Yrléia admite que não conhece muito de Osório – "só falaram que ele foi não sei o que do BRT" – e que a preferência é pela campanha que pagar melhor. "Mas ele está pagando direitinho, R$ 312 por semana (R$ 1.248 por mês)". Osório foi secretário municipal de Transportes do Rio. 

Com o valor, a plaqueira ajuda duas pessoas da família que se encontram acamadas e compra os remédios para a mãe, com quem mora, que sofre do mal de Alzheimer. Sobre o voto, Yrléia diz ainda estar indecisa. 
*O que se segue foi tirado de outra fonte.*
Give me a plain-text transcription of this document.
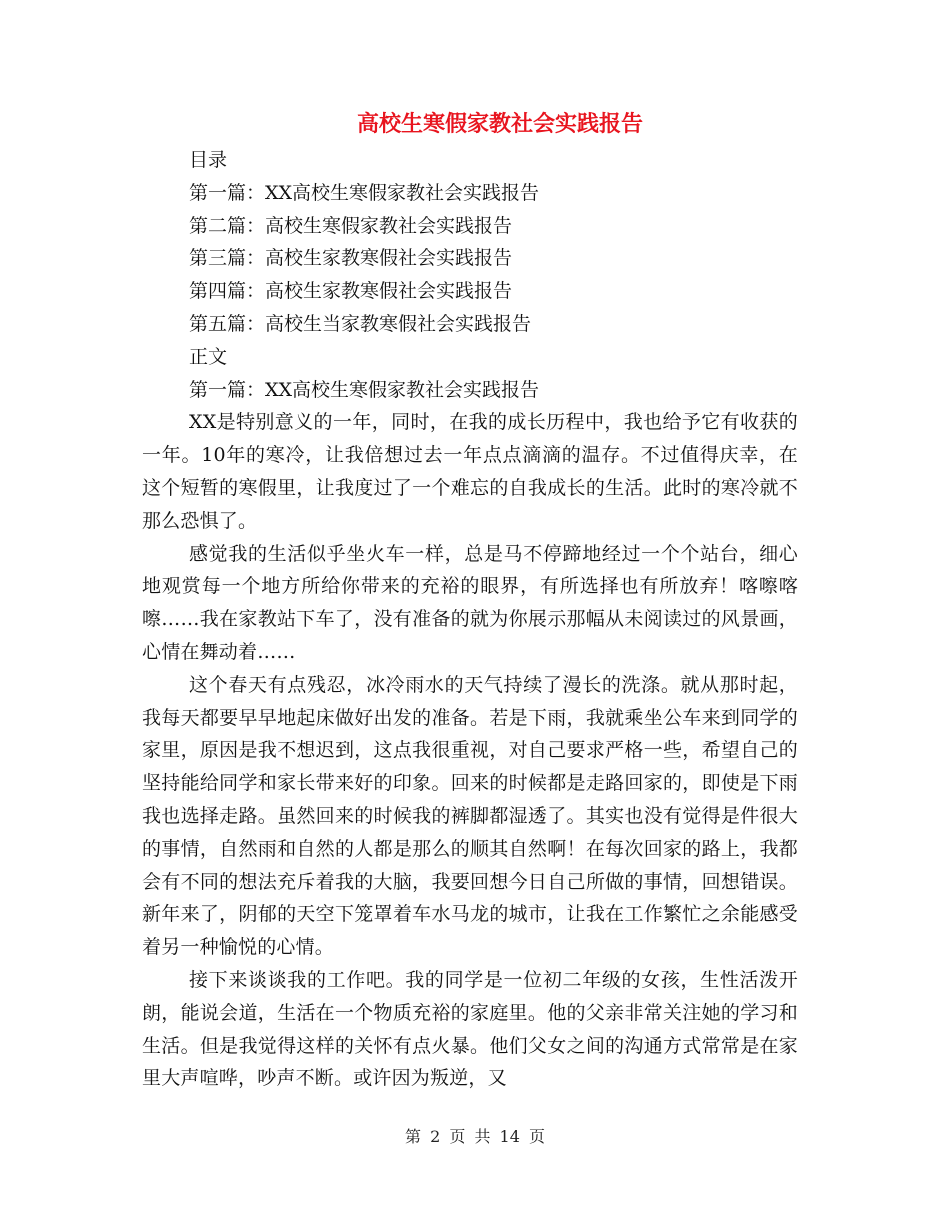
高校生寒假家教社会实践报告

目录

第一篇：XX高校生寒假家教社会实践报告

第二篇：高校生寒假家教社会实践报告

第三篇：高校生家教寒假社会实践报告

第四篇：高校生家教寒假社会实践报告

第五篇：高校生当家教寒假社会实践报告

正文

第一篇：XX高校生寒假家教社会实践报告

XX是特别意义的一年，同时，在我的成长历程中，我也给予它有收获的一年。10年的寒冷，让我倍想过去一年点点滴滴的温存。不过值得庆幸，在这个短暂的寒假里，让我度过了一个难忘的自我成长的生活。此时的寒冷就不那么恐惧了。

感觉我的生活似乎坐火车一样，总是马不停蹄地经过一个个站台，细心地观赏每一个地方所给你带来的充裕的眼界，有所选择也有所放弃！喀嚓喀嚓……我在家教站下车了，没有准备的就为你展示那幅从未阅读过的风景画，心情在舞动着……

这个春天有点残忍，冰冷雨水的天气持续了漫长的洗涤。就从那时起，我每天都要早早地起床做好出发的准备。若是下雨，我就乘坐公车来到同学的家里，原因是我不想迟到，这点我很重视，对自己要求严格一些，希望自己的坚持能给同学和家长带来好的印象。回来的时候都是走路回家的，即使是下雨我也选择走路。虽然回来的时候我的裤脚都湿透了。其实也没有觉得是件很大的事情，自然雨和自然的人都是那么的顺其自然啊！在每次回家的路上，我都会有不同的想法充斥着我的大脑，我要回想今日自己所做的事情，回想错误。新年来了，阴郁的天空下笼罩着车水马龙的城市，让我在工作繁忙之余能感受着另一种愉悦的心情。

接下来谈谈我的工作吧。我的同学是一位初二年级的女孩，生性活泼开朗，能说会道，生活在一个物质充裕的家庭里。他的父亲非常关注她的学习和生活。但是我觉得这样的关怀有点火暴。他们父女之间的沟通方式常常是在家里大声喧哗，吵声不断。或许因为叛逆，又

第 2 页 共 14 页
Procurada pela reportagem, a assessoria de imprensa do candidato Carlos Osório não respondeu à confirmação sobre os valores pagos aos plaqueiros até o fechamento da reportagem.
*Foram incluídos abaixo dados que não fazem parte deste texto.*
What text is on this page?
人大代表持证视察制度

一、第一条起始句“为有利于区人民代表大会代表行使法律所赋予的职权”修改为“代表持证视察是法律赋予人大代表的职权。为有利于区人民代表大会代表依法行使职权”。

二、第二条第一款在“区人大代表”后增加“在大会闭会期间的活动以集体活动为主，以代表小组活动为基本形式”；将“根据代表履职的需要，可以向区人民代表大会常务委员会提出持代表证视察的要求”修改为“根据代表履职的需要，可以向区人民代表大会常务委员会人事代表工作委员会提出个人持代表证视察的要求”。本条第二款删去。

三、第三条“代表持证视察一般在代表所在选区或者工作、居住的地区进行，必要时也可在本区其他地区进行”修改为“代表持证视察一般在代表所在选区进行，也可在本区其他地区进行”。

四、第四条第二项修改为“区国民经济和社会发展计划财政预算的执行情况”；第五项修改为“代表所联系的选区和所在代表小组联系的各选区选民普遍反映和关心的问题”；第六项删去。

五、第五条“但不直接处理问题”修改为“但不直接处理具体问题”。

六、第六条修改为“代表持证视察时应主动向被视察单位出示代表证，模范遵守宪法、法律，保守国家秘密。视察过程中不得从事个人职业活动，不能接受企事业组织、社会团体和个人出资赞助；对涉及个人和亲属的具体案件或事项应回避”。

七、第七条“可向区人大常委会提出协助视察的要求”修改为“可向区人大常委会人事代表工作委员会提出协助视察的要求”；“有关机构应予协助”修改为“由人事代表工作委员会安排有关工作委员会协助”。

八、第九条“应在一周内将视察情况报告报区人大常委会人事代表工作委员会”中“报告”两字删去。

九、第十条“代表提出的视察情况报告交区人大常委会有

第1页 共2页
No Largo do Machado, na zona sul, Walney da Silva, supervisor desempregado de 53 anos, começou a cuidar de uma placa do deputado federal Otávio Leite (PSDB), candidato à reeleição, na segunda-feira (25).

Ele vai receber R$ 300 semanais pelo serviço (R$ 1.200 por mês), a ser realizado de segunda a sexta, das 8h às 17h (com uma hora de intervalo para o almoço), e aos sábados, das 8h às 13h.

Silva diz que já conhece o candidato de outras eleições nas quais fez panfletagem, mas que não sabe das propostas que ele defende. "Vou votar nele, porque, como está sempre ganhando, acho que faz alguma coisa", disse. 

A assessoria do candidato informou que a contratação desse tipo de pessoal é um serviço terceirizado.

Apesar de já ter trabalhado em outras eleições, a manicure Catiana Sílvia de Andrade, 29, também está nos primeiros dias de serviço neste ano. Mas confessa não estar muito satisfeita.

Sentada ao lado de um carrinho com a placa do candidato à reeleição a deputado estadual Dionísio Lins (PP), na praça Serzedelo Correia, nas esquinas da rua Siqueira Campos com a avenida Nossa Senhora de Copacabana, a moradora do morro do Pavão-Pavãozinho reclama que os R$ 200 que ganha por semana (R$ 800 por mês) são pouco para ficar cuidando da placa das 8h às 16h. 

"Eu que venho e volto arrastando o carrinho do comitê, a umas cinco quadras daqui. Ainda por cima não recebo dinheiro pra transporte e alimentação", contou. Se vai votar no candidato que representa? "Não sei nem quem é! Não conheço nem as propostas nem o homem. Não vou votar nele, vou anular meu voto!", disse.

A coordenação de campanha de Dionísio Lins confirma que os 15 plaqueiros que atuam na zona sul recebem R$ 800 por mês, "valor esse baseado no que é pago pelos demais candidatos. A coordenação oferece ainda lanche aos que trabalham nesses locais". 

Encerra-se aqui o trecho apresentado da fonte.